Abstract: As robotic systems pervade our everyday lives, especially those that leverage complex learning and autonomy algorithms, the question becomes: how can we trust that robots will operate safely around us?  An answer to this question was given, in the abstract, by famed science fiction writer Isaac Asimov: the three laws of robotics.  These laws provide a safety layer between the robot and the world that ensures trustworthy behavior.  In this presentation I will propose a mathematical formalization of the three laws of robots, encapsulated by control barrier functions (CBFs).  These generalizations of (control) Lyapunov functions ensure forward invariance of “safe” sets.  Moreover, CBFs lead to the notion of a safety filter that minimally modifies an existing controller to ensure safety of the system—even if this controller is unknown, the result of a learning-based process, or operating as part of a broader layered autonomy stack.  The utility of CBFs will be demonstrated through their extensive implementation in practice on a wide variety of highly dynamic robotic systems: from ground robots, to drones, to legged robots, to humanoid robots, to robotic assistive devices.

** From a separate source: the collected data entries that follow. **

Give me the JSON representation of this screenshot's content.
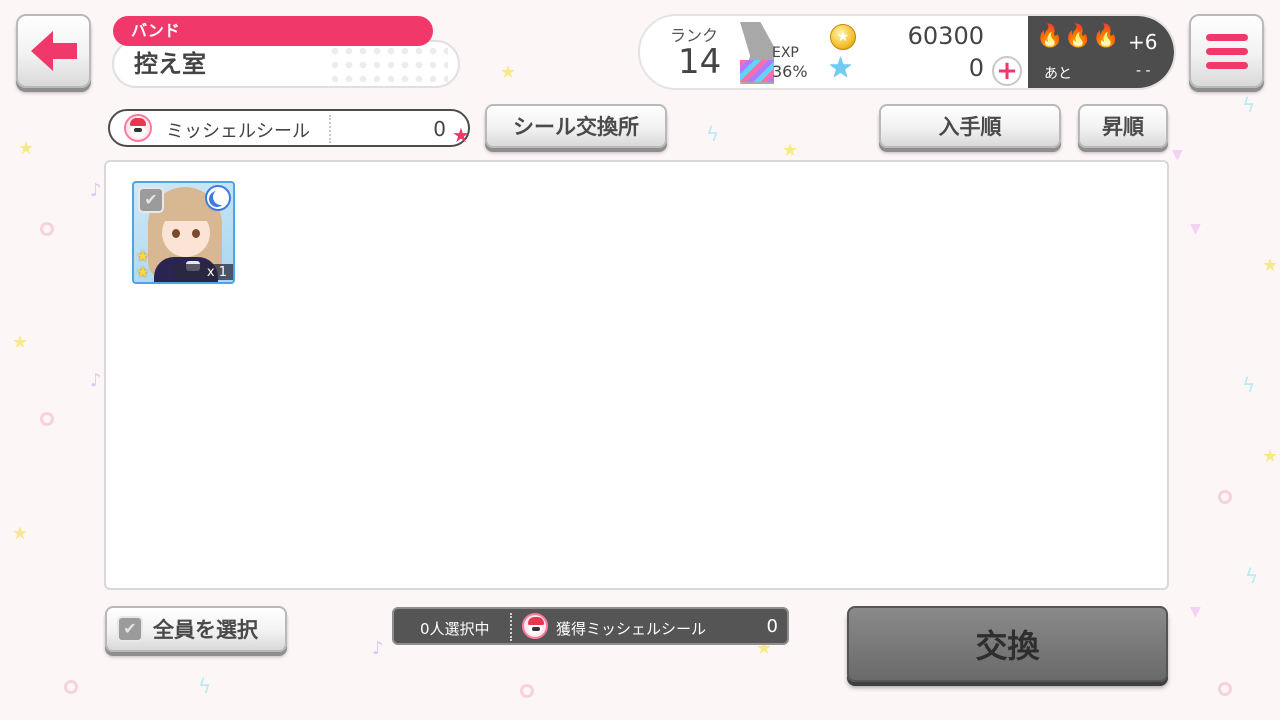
{
  "header": {
    "band_label": "バンド",
    "page_title": "控え室"
  },
  "status": {
    "rank_label": "ランク",
    "rank_value": "14",
    "exp_label": "EXP",
    "exp_percent": "36%",
    "exp_progress": 0.36,
    "coins": "60300",
    "star_gems": "0",
    "boost_count": "+6",
    "boost_remaining_label": "あと",
    "boost_remaining_value": "- -"
  },
  "seal": {
    "label": "ミッシェルシール",
    "value": "0"
  },
  "toolbar": {
    "seal_exchange": "シール交換所",
    "sort_by": "入手順",
    "sort_direction": "昇順"
  },
  "members": [
    {
      "quantity": "x 1",
      "rarity": 2,
      "attribute": "cool"
    }
  ],
  "footer": {
    "select_all": "全員を選択",
    "selected_count": "0人選択中",
    "obtained_seal_label": "獲得ミッシェルシール",
    "obtained_seal_value": "0",
    "exchange": "交換"
  },
  "colors": {
    "accent": "#f0386b",
    "attribute_cool": "#3e7be0"
  }
}
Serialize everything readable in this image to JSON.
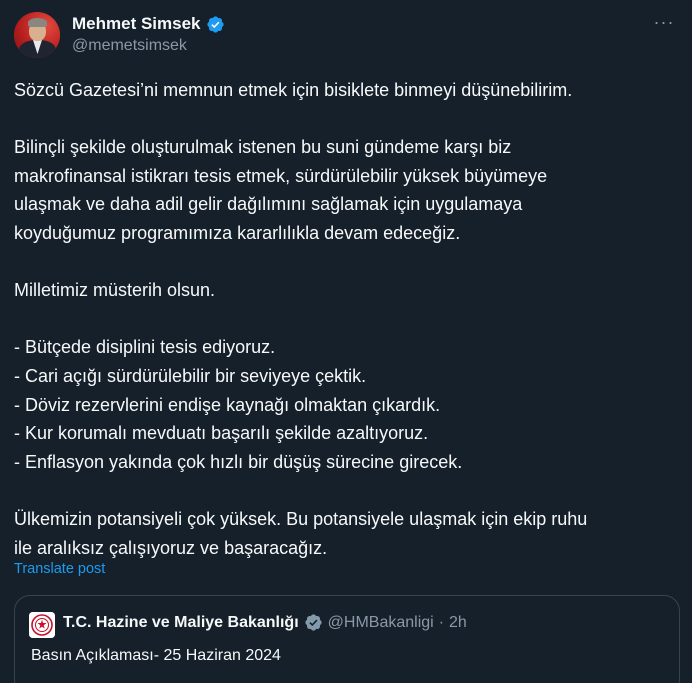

Bio: Aaron D. Ames is the Bren Professor of Mechanical and Civil Engineering and Control and Dynamical Systems at the California Institute of Technology (Caltech).  He received a B.S. in Mechanical Engineering and a B.A. in Mathematics from the University of St. Thomas in 2001 and received a M.A. in Mathematics and a Ph.D. in Electrical Engineering and Computer Sciences from UC Berkeley in 2006.  He served as a Postdoctoral Scholar in Control and Dynamical Systems at Caltech from 2006 to 2008, began his faculty career at Texas A&M University in 2008, and was an Associate Professor in Mechanical Engineering and Electrical & Computer Engineering at the Georgia Institute of Technology before joining Caltech in 2017 .  He is an IEEE Fellow and has received multiple awards for his research in control, including: the NSF CAREER award in 2010, the 2015 Donald P. Eckman Award, and the 2019 Antonio Ruberti Young Researcher Prize.  Additionally, his work has received numerous best paper awards at top conferences on robotics and control, e.g., the Best Paper Award of ICRA (in 2020 and 2023).  His research interests span the areas of nonlinear control, safety-critical, cyber-physical and hybrid systems, with a special focus on applications to robotic systems—both formally and through experimental validation.  The application of these ideas ranges from enabling autonomy in robotic systems while ensuring safety, to improving the locomotion capabilities of the mobility impaired.